Rania menghadap sempurna ke arah Sabila, dahi wanita muda itu mengerut dalam, mengamati wajah adik nya yang tidak seperti biasa nya.

"Tumben? kamu mau cerita apa?," tanya Sabila sembari mengedikkan dagu nya

Sabila terkekeh pelan mendapati wajah kakak nya yang begitu lucu lantaran terlalu dekat menatap nya.

"Kak? Kakak kenapa? ngelihatin aku kaya gitu?," tanya Sabila sembari memicingkan mata nya.

Sabila membuang nafas pelan dari hidung nya "Sabila, cuma mau cerita aja sama kakak. Dan, cerita nya juga bukan hal yang serius kok."

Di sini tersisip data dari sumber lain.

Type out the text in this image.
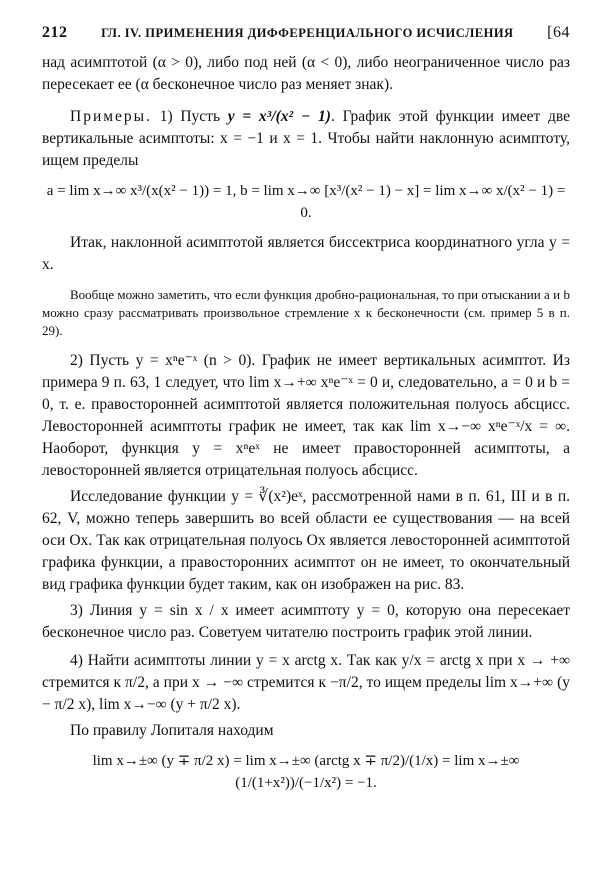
212	ГЛ. IV. ПРИМЕНЕНИЯ ДИФФЕРЕНЦИАЛЬНОГО ИСЧИСЛЕНИЯ	[64

над асимптотой (α > 0), либо под ней (α < 0), либо неограниченное число раз пересекает ее (α бесконечное число раз меняет знак).

Примеры. 1) Пусть y = x³/(x² − 1). График этой функции имеет две вертикальные асимптоты: x = −1 и x = 1. Чтобы найти наклонную асимптоту, ищем пределы

a = lim x→∞ x³/(x(x² − 1)) = 1, b = lim x→∞ [x³/(x² − 1) − x] = lim x→∞ x/(x² − 1) = 0.

Итак, наклонной асимптотой является биссектриса координатного угла y = x.

Вообще можно заметить, что если функция дробно-рациональная, то при отыскании a и b можно сразу рассматривать произвольное стремление x к бесконечности (см. пример 5 в п. 29).

2) Пусть y = xⁿe⁻ˣ (n > 0). График не имеет вертикальных асимптот. Из примера 9 п. 63, 1 следует, что lim x→+∞ xⁿe⁻ˣ = 0 и, следовательно, a = 0 и b = 0, т. е. правосторонней асимптотой является положительная полуось абсцисс. Левосторонней асимптоты график не имеет, так как lim x→−∞ xⁿe⁻ˣ/x = ∞. Наоборот, функция y = xⁿeˣ не имеет правосторонней асимптоты, а левосторонней является отрицательная полуось абсцисс.

Исследование функции y = ∛(x²)eˣ, рассмотренной нами в п. 61, III и в п. 62, V, можно теперь завершить во всей области ее существования — на всей оси Ox. Так как отрицательная полуось Ox является левосторонней асимптотой графика функции, а правосторонних асимптот он не имеет, то окончательный вид графика функции будет таким, как он изображен на рис. 83.

3) Линия y = sin x / x имеет асимптоту y = 0, которую она пересекает бесконечное число раз. Советуем читателю построить график этой линии.

4) Найти асимптоты линии y = x arctg x. Так как y/x = arctg x при x → +∞ стремится к π/2, а при x → −∞ стремится к −π/2, то ищем пределы lim x→+∞ (y − π/2 x), lim x→−∞ (y + π/2 x).

По правилу Лопиталя находим

lim x→±∞ (y ∓ π/2 x) = lim x→±∞ (arctg x ∓ π/2)/(1/x) = lim x→±∞ (1/(1+x²))/(−1/x²) = −1.
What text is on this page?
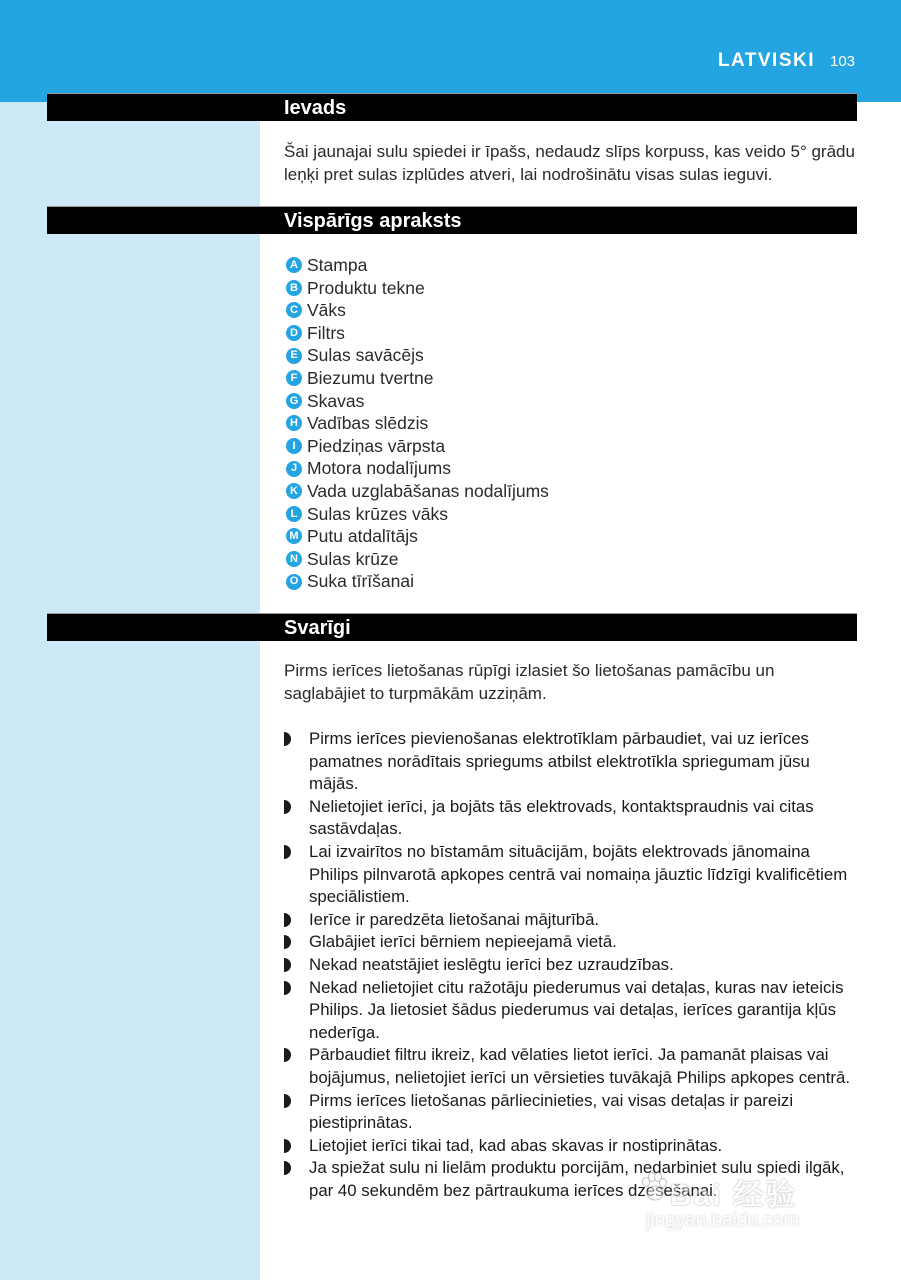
LATVISKI 103
Ievads
Šai jaunajai sulu spiedei ir īpašs, nedaudz slīps korpuss, kas veido 5° grādu leņķi pret sulas izplūdes atveri, lai nodrošinātu visas sulas ieguvi.
Vispārīgs apraksts
A Stampa
B Produktu tekne
C Vāks
D Filtrs
E Sulas savācējs
F Biezumu tvertne
G Skavas
H Vadības slēdzis
I Piedziņas vārpsta
J Motora nodalījums
K Vada uzglabāšanas nodalījums
L Sulas krūzes vāks
M Putu atdalītājs
N Sulas krūze
O Suka tīrīšanai
Svarīgi
Pirms ierīces lietošanas rūpīgi izlasiet šo lietošanas pamācību un saglabājiet to turpmākām uzziņām.
Pirms ierīces pievienošanas elektrotīklam pārbaudiet, vai uz ierīces pamatnes norādītais spriegums atbilst elektrotīkla spriegumam jūsu mājās.
Nelietojiet ierīci, ja bojāts tās elektrovads, kontaktspraudnis vai citas sastāvdaļas.
Lai izvairītos no bīstamām situācijām, bojāts elektrovads jānomaina Philips pilnvarotā apkopes centrā vai nomaiņa jāuztic līdzīgi kvalificētiem speciālistiem.
Ierīce ir paredzēta lietošanai mājturībā.
Glabājiet ierīci bērniem nepieejamā vietā.
Nekad neatstājiet ieslēgtu ierīci bez uzraudzības.
Nekad nelietojiet citu ražotāju piederumus vai detaļas, kuras nav ieteicis Philips. Ja lietosiet šādus piederumus vai detaļas, ierīces garantija kļūs nederīga.
Pārbaudiet filtru ikreiz, kad vēlaties lietot ierīci. Ja pamanāt plaisas vai bojājumus, nelietojiet ierīci un vērsieties tuvākajā Philips apkopes centrā.
Pirms ierīces lietošanas pārliecinieties, vai visas detaļas ir pareizi piestiprinātas.
Lietojiet ierīci tikai tad, kad abas skavas ir nostiprinātas.
Ja spiežat sulu ni lielām produktu porcijām, nedarbiniet sulu spiedi ilgāk, par 40 sekundēm bez pārtraukuma ierīces dzesešanai.
Bai 经验
jingyan.baidu.com
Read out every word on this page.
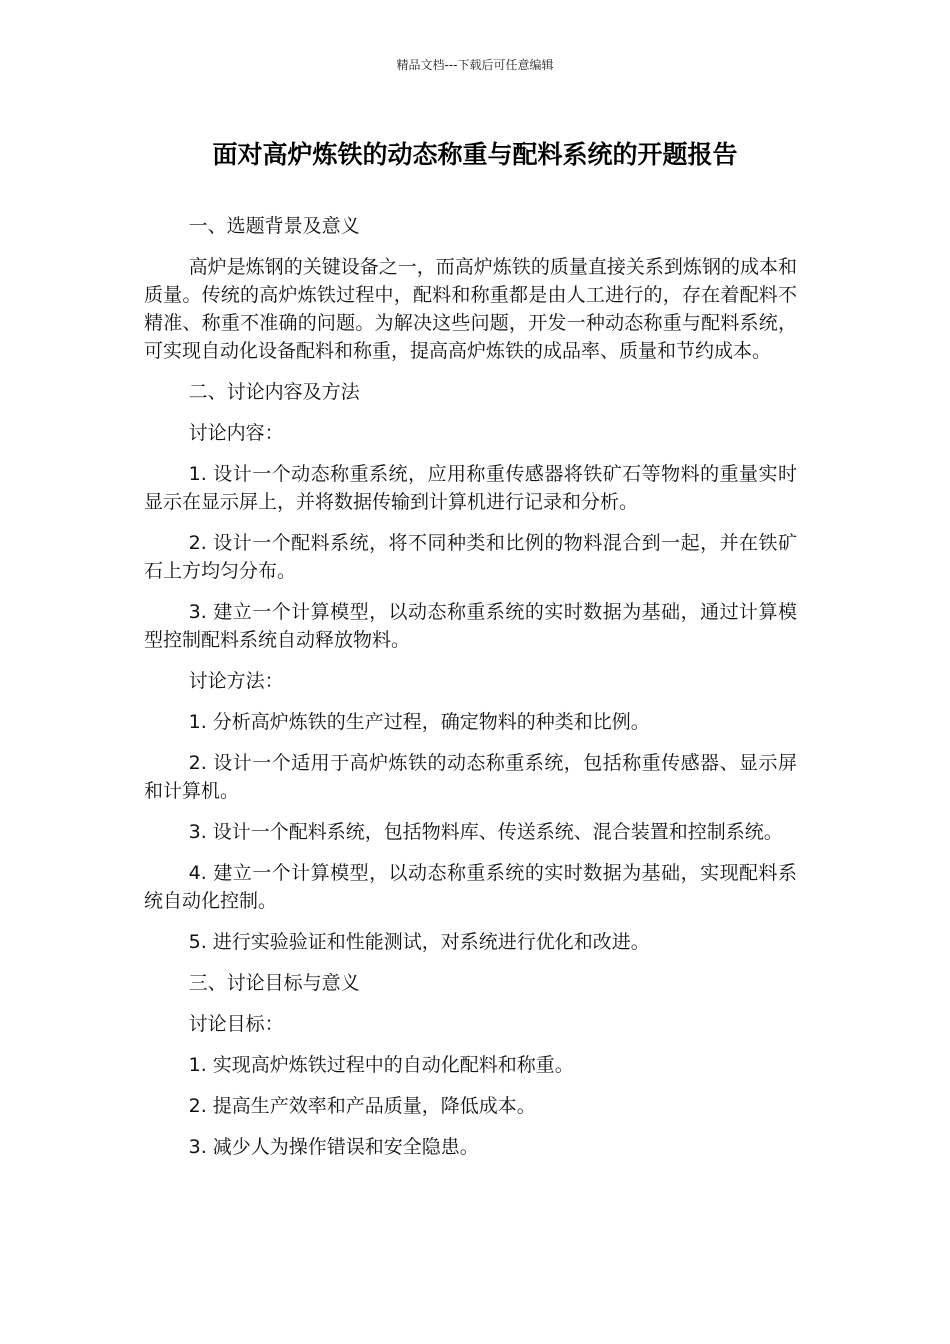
精品文档---下载后可任意编辑
面对高炉炼铁的动态称重与配料系统的开题报告

一、选题背景及意义

高炉是炼钢的关键设备之一，而高炉炼铁的质量直接关系到炼钢的成本和质量。传统的高炉炼铁过程中，配料和称重都是由人工进行的，存在着配料不精准、称重不准确的问题。为解决这些问题，开发一种动态称重与配料系统，可实现自动化设备配料和称重，提高高炉炼铁的成品率、质量和节约成本。

二、讨论内容及方法

讨论内容：

1. 设计一个动态称重系统，应用称重传感器将铁矿石等物料的重量实时显示在显示屏上，并将数据传输到计算机进行记录和分析。

2. 设计一个配料系统，将不同种类和比例的物料混合到一起，并在铁矿石上方均匀分布。

3. 建立一个计算模型，以动态称重系统的实时数据为基础，通过计算模型控制配料系统自动释放物料。

讨论方法：

1. 分析高炉炼铁的生产过程，确定物料的种类和比例。

2. 设计一个适用于高炉炼铁的动态称重系统，包括称重传感器、显示屏和计算机。

3. 设计一个配料系统，包括物料库、传送系统、混合装置和控制系统。

4. 建立一个计算模型，以动态称重系统的实时数据为基础，实现配料系统自动化控制。

5. 进行实验验证和性能测试，对系统进行优化和改进。

三、讨论目标与意义

讨论目标：

1. 实现高炉炼铁过程中的自动化配料和称重。

2. 提高生产效率和产品质量，降低成本。

3. 减少人为操作错误和安全隐患。
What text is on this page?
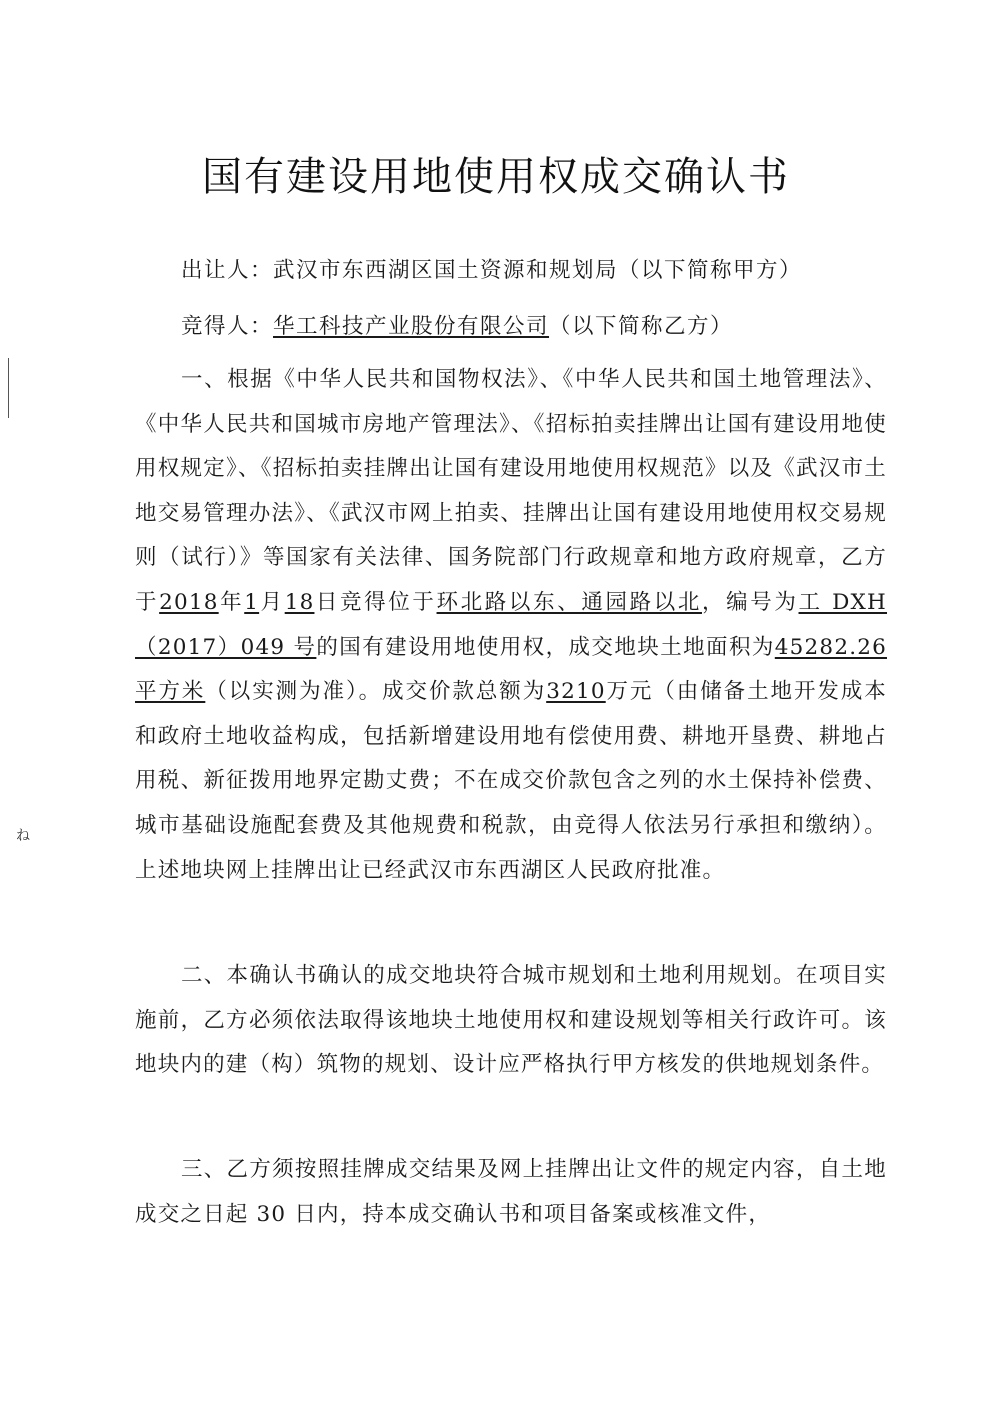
国有建设用地使用权成交确认书
出让人：武汉市东西湖区国土资源和规划局（以下简称甲方）
竞得人：华工科技产业股份有限公司（以下简称乙方）

一、根据《中华人民共和国物权法》、《中华人民共和国土地管理法》、《中华人民共和国城市房地产管理法》、《招标拍卖挂牌出让国有建设用地使用权规定》、《招标拍卖挂牌出让国有建设用地使用权规范》以及《武汉市土地交易管理办法》、《武汉市网上拍卖、挂牌出让国有建设用地使用权交易规则（试行）》等国家有关法律、国务院部门行政规章和地方政府规章，乙方于2018年1月18日竞得位于环北路以东、通园路以北，编号为工 DXH（2017）049 号的国有建设用地使用权，成交地块土地面积为45282.26 平方米（以实测为准）。成交价款总额为3210万元（由储备土地开发成本和政府土地收益构成，包括新增建设用地有偿使用费、耕地开垦费、耕地占用税、新征拨用地界定勘丈费；不在成交价款包含之列的水土保持补偿费、城市基础设施配套费及其他规费和税款，由竞得人依法另行承担和缴纳）。上述地块网上挂牌出让已经武汉市东西湖区人民政府批准。

二、本确认书确认的成交地块符合城市规划和土地利用规划。在项目实施前，乙方必须依法取得该地块土地使用权和建设规划等相关行政许可。该地块内的建（构）筑物的规划、设计应严格执行甲方核发的供地规划条件。

三、乙方须按照挂牌成交结果及网上挂牌出让文件的规定内容，自土地成交之日起 30 日内，持本成交确认书和项目备案或核准文件，

ね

Rania, memundurkan wajah nya lalu menetralisir air wajah yang masih dalam keadaan bertanya-tanya.

"Ya, udah deh. In Syaa Allah, nanti kakak pulang nya ngga malem, nanti, kamu bisa curhat."

"Ya, udah. Kalau gitu, Sabila ke belakang dulu ya," ujar Sabila, sembari mengayunkan langkah nya menuju kamar mandi.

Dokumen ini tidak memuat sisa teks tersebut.